You can sit at the island bar or at bench seats around the walls in front of refectory style tables. I favoured the bar and if you look there’s a massive cast iron stanchion in the middle of the bar that holds the whole building up. While you’re considering this have a real good look at the ceiling – superb. It’s very similar to The Guildford ceiling in design, this time in shades of green, cream and bronze highlights. I was told that they had a leak a while back and it cost an absolute fortune to repair the damaged part of the ceiling. On that basis, I’m guessing it’s listed, deservedly so .
In terms of beer there’s six cask ales and two keg lines on. The bar staff were really nice and all wore smart uniform – black trousers, white shirt and blue tie. If you’ve read my review of The Guildford then you might notice some similarities. You should because it’s the same local pub company that owns them D M Stewart Ltd, they’ve also got another two pubs in the city. Fair play to them, they are an established company with a history in the whisky trade and they certainly know how to run a first rate public house.
Upstairs is The Abbotsford’s restaurant. I never had a look at it but I did quite fancy the substantial plates of Haggis with tatties, neeps and gravy being served up in the bar. At around 1.30 pm there weren’t many places to sit and at around the eight quid mark for the plate of Haggis, I’m not surprised.
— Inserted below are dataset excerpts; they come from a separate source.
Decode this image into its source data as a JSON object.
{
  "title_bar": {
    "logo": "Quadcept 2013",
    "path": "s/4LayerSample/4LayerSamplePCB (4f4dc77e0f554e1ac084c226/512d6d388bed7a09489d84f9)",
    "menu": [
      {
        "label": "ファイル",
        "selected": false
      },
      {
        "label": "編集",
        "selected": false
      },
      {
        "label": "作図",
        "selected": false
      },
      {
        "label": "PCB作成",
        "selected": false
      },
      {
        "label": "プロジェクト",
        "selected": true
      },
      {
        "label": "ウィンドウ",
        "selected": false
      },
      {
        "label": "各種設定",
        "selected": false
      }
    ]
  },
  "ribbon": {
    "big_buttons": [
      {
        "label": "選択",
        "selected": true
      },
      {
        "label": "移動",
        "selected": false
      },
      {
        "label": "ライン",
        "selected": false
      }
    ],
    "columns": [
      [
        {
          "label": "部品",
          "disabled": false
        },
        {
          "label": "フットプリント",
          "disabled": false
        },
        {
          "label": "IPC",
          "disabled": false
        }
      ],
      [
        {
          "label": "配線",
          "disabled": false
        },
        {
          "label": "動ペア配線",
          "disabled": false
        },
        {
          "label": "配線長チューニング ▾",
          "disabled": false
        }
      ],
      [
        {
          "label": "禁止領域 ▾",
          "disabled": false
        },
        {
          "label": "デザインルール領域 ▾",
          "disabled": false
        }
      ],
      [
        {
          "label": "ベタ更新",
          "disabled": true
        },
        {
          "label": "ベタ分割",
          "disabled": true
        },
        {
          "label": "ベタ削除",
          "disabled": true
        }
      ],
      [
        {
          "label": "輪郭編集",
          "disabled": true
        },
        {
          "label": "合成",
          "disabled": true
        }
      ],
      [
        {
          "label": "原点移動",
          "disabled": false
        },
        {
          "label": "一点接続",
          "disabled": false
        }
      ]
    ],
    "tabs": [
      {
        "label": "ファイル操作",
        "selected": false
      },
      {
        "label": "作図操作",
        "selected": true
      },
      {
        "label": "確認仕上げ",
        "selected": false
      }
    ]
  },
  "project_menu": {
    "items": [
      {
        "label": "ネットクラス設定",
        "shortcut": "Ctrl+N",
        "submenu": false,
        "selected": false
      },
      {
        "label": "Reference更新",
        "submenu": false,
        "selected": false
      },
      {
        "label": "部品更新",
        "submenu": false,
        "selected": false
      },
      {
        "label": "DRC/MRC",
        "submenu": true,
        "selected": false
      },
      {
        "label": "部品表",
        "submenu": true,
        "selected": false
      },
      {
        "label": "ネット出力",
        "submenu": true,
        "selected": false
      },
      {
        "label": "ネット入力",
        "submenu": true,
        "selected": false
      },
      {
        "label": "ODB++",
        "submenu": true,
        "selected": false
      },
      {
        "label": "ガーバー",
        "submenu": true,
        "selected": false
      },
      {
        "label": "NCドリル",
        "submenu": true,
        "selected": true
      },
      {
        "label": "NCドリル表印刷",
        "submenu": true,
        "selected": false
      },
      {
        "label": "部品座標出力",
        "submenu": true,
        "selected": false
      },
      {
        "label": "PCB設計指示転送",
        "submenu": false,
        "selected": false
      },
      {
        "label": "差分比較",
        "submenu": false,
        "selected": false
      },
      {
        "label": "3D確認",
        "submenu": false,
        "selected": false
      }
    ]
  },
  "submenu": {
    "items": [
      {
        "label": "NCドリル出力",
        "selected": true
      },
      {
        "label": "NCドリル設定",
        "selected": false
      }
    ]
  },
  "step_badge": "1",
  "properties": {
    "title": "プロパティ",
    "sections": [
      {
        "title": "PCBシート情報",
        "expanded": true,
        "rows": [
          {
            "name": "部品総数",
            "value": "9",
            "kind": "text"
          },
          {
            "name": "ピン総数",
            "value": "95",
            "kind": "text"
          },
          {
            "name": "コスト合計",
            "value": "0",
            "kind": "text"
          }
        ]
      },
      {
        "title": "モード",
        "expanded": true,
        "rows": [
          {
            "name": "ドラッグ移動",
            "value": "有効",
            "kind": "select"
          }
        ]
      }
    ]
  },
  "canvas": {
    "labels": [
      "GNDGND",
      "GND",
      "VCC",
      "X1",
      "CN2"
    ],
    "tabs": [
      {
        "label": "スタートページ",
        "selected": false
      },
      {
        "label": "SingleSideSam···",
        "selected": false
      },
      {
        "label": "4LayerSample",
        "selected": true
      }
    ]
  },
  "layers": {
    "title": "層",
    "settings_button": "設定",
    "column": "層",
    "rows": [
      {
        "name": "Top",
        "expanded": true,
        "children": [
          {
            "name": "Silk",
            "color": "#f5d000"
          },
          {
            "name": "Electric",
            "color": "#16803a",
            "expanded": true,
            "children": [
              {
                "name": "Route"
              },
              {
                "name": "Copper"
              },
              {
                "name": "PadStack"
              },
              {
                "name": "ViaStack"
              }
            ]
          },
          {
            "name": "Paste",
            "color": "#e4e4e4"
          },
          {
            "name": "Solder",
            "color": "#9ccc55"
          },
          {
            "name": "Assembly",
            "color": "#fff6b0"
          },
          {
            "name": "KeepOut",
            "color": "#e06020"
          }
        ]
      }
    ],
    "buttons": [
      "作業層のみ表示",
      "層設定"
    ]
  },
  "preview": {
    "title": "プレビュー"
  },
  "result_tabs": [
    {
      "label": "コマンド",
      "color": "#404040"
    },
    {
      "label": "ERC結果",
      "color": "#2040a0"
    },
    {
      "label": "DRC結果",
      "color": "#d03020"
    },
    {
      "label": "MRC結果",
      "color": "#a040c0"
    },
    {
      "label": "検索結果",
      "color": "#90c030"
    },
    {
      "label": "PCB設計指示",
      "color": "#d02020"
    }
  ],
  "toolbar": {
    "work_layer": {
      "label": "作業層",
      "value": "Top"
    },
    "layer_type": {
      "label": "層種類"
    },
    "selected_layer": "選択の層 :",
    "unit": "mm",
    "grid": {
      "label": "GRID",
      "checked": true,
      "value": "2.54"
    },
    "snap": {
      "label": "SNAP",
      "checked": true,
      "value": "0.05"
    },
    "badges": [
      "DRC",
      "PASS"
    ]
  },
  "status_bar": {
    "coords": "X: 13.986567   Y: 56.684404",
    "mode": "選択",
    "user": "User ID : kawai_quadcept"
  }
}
I’m not sure if it’s because it was lunch time, but like most places we visited there weren’t many tourists in the pub. Presumably they’re all in the Castle, Fudge shops and other attractions during the day?
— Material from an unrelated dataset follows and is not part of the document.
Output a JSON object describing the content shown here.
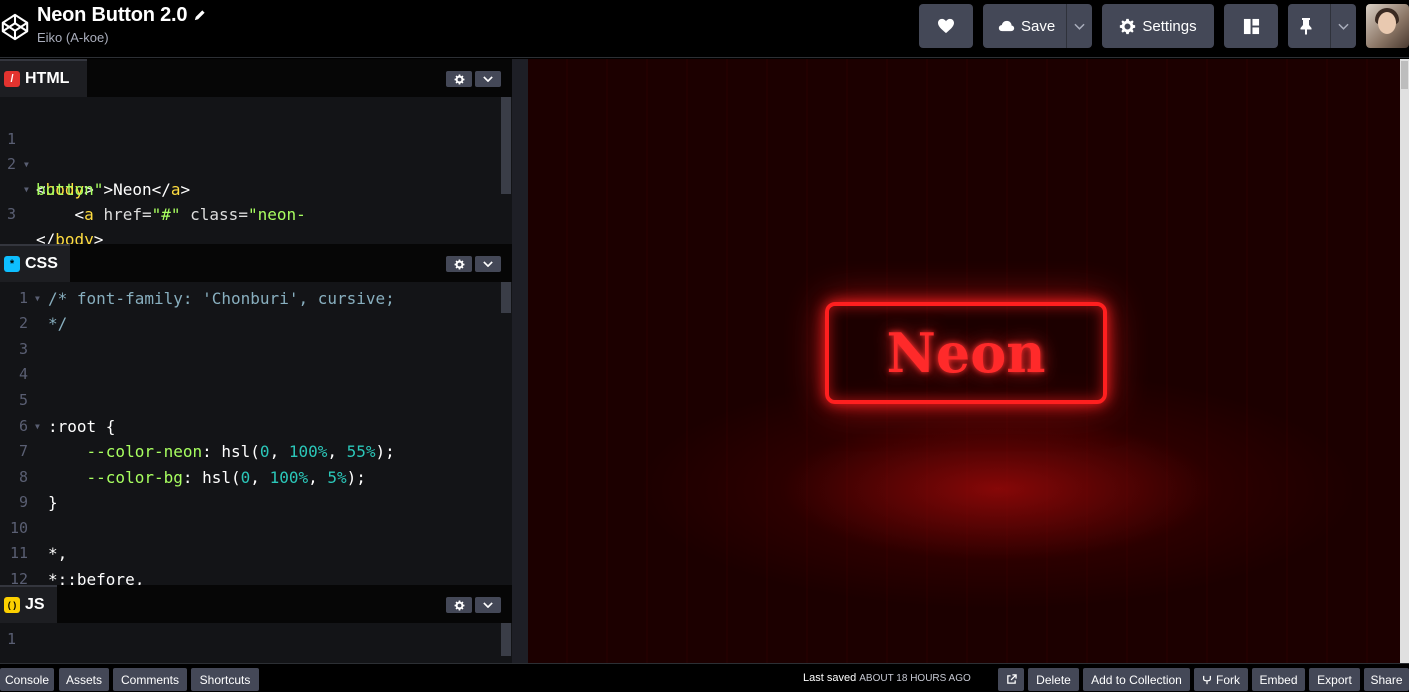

As well as the beers there were a list of 104 malt whiskies all set out on chalk boards along one wall. I’ve been in lots of places where they have a massive whisky range, but never seen them set out in this way. If you look around the top of the bar all the whiskies are lined up like alphabetical rows of amber highlanders.
Beer quality was good, prices were par for the course. I had a Swannay Brewery Island Hopping (3.9%) £3.30. I had to, I’d been with @SwannayLewis the evening before, it’s a really nice session drink. The next one I tried was an Anarchy Brew Co Quiet Riot (6.6%) £4.10, if I’m honest it foregrounded the alcohol rather than the taste and was all a bit hot and fiery.
I like pubs where there’s a bit of philosophy going on and when a punter asked the barman where Anarchy Brew Co was I said, ‘Northumbria (Morpeth)’. He replied, ’Aye, I thought it was somewhere down South’.
Summary – Excellent classic boozer with good beer. Worth going out of your way for.